Famille

Par Gentlemanw

Une belle rage de dents, une couette douce, des babillements, sa chaleur tout contre moi, l'après-midi et sa lumière à travers les stores, je le regardais dormir tout contre moi, ce petit-fils chéri. Bébé de neuf mois, confié par ma fille pour la semaine, avec ses deux premières dents sorties l'une derrière l'autre, cela l'épuisait, et seul le corps à corps, maman-bébé le rassurait. Et je voyageais dans le temps.

Dans cette chambre d'ami qui avait été notre chambre d'amour, nous jeunes cadres, récemment mariés, nos après-midi câlins, nous aimions passé notre temps allongés ou dans d'autres positions, une complicité charnelle bien réelle. Que de gourmandise, de folies sensuelles, de soirées, de jours et de week-ends, nous étions jeunes et pleins d'énergie, avec de nombreuses envies, très nombreuses. Nous étions lovés l'un contre l'autre, parfois l'un dans l'autre, par passion et par amour. Je n'ai pas de souvenirs de balades ou d'expositions lors de nos vacances, mais de chambres délicates, de spas et de piscines, avant de retourner dans un lit, sur un canapé ou sur tous les fauteuils ou meubles à bonne hauteur. Nous étions de vrais lapins amoureux, s'amusant du corps de l'autre en toute circonstance, ne résistant jamais à nous déshabiller même juste avant un départ au restaurant où des amis nous attendaient. Nous arrivions en retard, avec une coiffure un peu chamboulée, deux grands sourires. Pardonnés.

Et si les enfants n'étaient pas notre premier objectif, nous pensions à notre premier bébé, aux prénoms pour une fille ou un garçon. Une fois, lors d'une sieste crapuleuse, nous avions ri des volontés de certains mâles de transmettre le nom voire le prénom, comme une photocopie d'eux-même. La fameuse particule "Jr" ajouté au prénom des américains, une rigolade assuréee dans cette volonté de perpétuer le nom, d'être inscrit comme un président dans le marbre de l'histoire.
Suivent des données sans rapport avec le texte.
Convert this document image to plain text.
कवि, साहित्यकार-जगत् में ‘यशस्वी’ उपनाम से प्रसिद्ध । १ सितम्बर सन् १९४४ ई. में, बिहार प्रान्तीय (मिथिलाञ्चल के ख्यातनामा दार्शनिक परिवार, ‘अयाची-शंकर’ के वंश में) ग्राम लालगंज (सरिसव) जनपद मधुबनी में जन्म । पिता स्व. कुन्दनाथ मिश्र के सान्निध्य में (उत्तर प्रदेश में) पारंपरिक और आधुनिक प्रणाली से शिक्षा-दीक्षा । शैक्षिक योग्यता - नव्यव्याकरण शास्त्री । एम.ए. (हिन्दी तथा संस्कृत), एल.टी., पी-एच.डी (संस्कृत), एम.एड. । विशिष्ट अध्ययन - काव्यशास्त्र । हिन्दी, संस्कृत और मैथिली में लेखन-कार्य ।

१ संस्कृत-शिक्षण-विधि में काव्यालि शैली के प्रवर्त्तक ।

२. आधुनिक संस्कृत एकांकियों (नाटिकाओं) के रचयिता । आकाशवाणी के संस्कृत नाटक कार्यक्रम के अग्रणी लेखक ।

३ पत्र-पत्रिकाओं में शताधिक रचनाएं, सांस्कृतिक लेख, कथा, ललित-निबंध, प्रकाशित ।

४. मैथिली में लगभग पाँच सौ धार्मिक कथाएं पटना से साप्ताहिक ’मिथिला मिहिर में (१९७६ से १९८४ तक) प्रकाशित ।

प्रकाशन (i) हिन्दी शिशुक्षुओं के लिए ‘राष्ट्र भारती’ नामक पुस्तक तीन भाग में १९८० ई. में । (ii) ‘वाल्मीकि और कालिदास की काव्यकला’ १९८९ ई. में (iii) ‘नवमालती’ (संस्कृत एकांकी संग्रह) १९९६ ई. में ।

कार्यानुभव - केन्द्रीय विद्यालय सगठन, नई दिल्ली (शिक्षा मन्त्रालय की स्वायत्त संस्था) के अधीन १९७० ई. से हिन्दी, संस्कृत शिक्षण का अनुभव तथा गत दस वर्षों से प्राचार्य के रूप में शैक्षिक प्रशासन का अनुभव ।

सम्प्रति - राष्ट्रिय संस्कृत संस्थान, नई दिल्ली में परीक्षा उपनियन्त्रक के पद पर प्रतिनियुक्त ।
Ainsi dans une même famille, tous les premiers mâles avaient le même nom, le même prénom, un bon délire de confusion pour les repas. Et puis les prénoms improbables, les initiales facétieuses, les traditions misérables, nous avions fait deux listes. L'une pour nos enfants, l'une pour le pire du pire. Tout en refaisant encore l'amour.

Un fils, deux filles, un autre fils, une vie, un divorce, une vie différente dans la même maison. Mais tant de petits bonheurs quotidiens à les voir grandir, vivre leurs premiers amours, réussir leurs diplômes, vivre en croquant toutes les gourmandises, même certains interdits. La mode, le dressing devenu une chambre d'amis, mais surtout un lieu de stockage sur plusieurs décennies, avec la joie de partager des pièces vintage entre nous, mère, filles, belle-filles. Que de rires à revoir des tendances soit-disant nouvelles et finalement des retours du passé, la mode change, se renouvèle et se métamorphose, toujours avec des références passées mais une touche de modernité idéale.

Alors depuis quelques années déjà, je suis grand-mère, retraitée de plus, donc heureuse de recevoir les petits-enfants, faire des gâteaux avec eux, des expositions et des musées mais aussi des balades pour découvrir la forêt toute proche. Et pour les plus petits, juste des siestes, des compotes et des câlins, j'adore tout cela. Et leurs prénoms, ils n'étaient pas sur nos listes, retrouvées sur un bout de papier griffonné, dans un fond de tiroir. Leur génération a choisi avec des repères de tradition, une sagesse nouvelle.